As Bob recounts the tale, the veterans and doctors who pitched in to save him had no reason to do so. “They didn’t know me, and usually people don’t want to associate with you when you are in so much trouble.” Their help not only saved him from jail but also inspired him to overcome his PTSD and alcoholism and to co-found Dryhootch, a non-profit organization dedicated to helping veterans with PTSD. Headquartered in Milwaukee, Wisconsin, the main focus of Dryhootch is setting up coffee shops run by veterans, as places of community, healing, and education about PTSD.
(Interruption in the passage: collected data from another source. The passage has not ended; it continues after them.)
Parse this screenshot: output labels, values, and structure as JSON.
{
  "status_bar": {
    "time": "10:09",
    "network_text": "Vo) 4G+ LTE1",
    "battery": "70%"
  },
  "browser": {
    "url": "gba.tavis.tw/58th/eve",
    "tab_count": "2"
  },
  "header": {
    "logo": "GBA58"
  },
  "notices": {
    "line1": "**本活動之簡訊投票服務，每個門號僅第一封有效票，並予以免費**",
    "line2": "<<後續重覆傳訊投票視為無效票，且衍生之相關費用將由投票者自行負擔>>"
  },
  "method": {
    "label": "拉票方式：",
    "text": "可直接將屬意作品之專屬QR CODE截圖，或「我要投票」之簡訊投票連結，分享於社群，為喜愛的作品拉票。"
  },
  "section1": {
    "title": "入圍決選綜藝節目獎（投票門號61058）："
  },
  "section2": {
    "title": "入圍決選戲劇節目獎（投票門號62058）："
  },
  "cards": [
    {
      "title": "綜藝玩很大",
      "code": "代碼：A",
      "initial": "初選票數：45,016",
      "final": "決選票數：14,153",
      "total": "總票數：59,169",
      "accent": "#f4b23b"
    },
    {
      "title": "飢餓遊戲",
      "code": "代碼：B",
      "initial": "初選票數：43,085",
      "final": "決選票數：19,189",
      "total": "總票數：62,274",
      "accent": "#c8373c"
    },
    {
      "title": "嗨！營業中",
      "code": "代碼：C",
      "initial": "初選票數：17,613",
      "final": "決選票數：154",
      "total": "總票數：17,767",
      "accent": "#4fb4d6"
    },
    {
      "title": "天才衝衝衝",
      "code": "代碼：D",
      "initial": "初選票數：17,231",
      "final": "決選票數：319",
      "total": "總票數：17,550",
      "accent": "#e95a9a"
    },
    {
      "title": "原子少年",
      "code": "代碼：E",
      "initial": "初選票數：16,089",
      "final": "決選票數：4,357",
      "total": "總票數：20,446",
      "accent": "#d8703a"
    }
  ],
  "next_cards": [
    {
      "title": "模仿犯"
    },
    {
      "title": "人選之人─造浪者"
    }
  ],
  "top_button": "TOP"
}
Nowadays, you can often find Bob surrounded by young veterans recently returned from Iraq and Afghanistan. Many have benefitted from the Dryhootch community and are now, in turn, volunteering to help other veterans. Bob shares that although the past cannot be erased, the work he is doing with Dryhootch has given him some solace. “It’s the only thing that makes sense.”
The Chain Reaction of Helping
Social scientists James Fowler of UC San Diego and Nicolas Christakis of Harvard are famous for their work in studying social networks. They have devised several experiments that show how helping is contagious — that acts of generosity and kindness impact others around them, and that others, in turn, act with generosity in a chain reaction of goodness. You may have seen one of the news reports about chain reactions that occur when someone pays for the coffee of the person behind him at a drive-through window or pays for the person behind her at a tollbooth. People keep the generous behavior going for hours. You can try this experiment yourself.